In LQTS, SGK1 inhibition addresses the underlying ion channel pathology responsible for abnormal electrical signaling. Unlike drugs that directly block ion channels and do not address the underlying pathology or involvement of multiple ion channels, SGK1 inhibition may address the underlying pathology due to electrical and structural remodeling of cardiomyocytes.

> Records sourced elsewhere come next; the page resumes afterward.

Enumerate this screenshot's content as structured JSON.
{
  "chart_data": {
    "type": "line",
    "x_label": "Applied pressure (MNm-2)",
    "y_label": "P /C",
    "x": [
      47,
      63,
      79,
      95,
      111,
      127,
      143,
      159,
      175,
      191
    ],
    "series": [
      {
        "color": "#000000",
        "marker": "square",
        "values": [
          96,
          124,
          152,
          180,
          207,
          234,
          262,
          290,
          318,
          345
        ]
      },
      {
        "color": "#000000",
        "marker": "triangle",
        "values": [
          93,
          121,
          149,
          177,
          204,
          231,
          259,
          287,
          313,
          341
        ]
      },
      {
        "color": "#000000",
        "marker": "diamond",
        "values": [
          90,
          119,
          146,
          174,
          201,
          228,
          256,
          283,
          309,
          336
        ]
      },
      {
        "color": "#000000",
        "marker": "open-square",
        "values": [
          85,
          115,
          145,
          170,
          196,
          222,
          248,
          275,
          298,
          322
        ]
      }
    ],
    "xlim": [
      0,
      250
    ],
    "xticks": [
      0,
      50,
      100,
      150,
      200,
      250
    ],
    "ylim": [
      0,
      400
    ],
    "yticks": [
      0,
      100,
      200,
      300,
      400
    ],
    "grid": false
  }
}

Clinical studies with SGK1 inhibitors are now underway.

https://clinicaltrials.gov/study/NCT07277582

With a better understanding of the genetics underlying LQTS, more precise treatments will hopefully become available.

==Outcomes==
Genotype and QTc interval duration are the strongest predictors of outcome for patients with LQTS. 2022 European Society of Cardiology clinical practice guidelines have endorsed the use of independently validated risk score calculator, called 1-2-3-LQTS-Risk Calculator, which allows to calculate individual 5-year risk of life-threatening arrhythmic events.

For people who experience cardiac arrest or fainting caused by LQTS and who are untreated, the risk of death within 15 years is around 50%. With careful treatment, this decreases to less than 1% over 20 years. Those who exhibit symptoms before the age of 18 are more likely to experience a cardiac arrest.

==Epidemiology==
Inherited LQTS is estimated to affect between one in 2,500 and 7,000 people.

==History==
The first documented case of LQTS was described in Leipzig by Meissner in 1856, when a deaf girl died after her teacher yelled at her. Soon after being notified, the girl's parents reported that her older brother, also deaf, had previously died after a terrible fright. This was several decades before the ECG was invented, but is likely the first described case of Jervell and Lange-Nielsen syndrome. In 1957, the first case documented by ECG was described by Anton Jervell and Fred Lange-Nielsen, working in Tønsberg, Norway.

Italian pediatrician Cesarino Romano, in 1963, and Irish pediatrician Owen Conor Ward, in 1964, separately described the more common variant of LQTS with normal hearing, later called Romano-Ward syndrome. The establishment of the International Long-QT Syndrome Registry in 1979 allowed numerous pedigrees to be evaluated comprehensively. This helped in detecting many of the genes involved. Transgenic animal models of the LQTS helped define the roles of various genes and hormones involved, and recently experimental pharmacological therapies to normalize the abnormal repolarization in animals were published.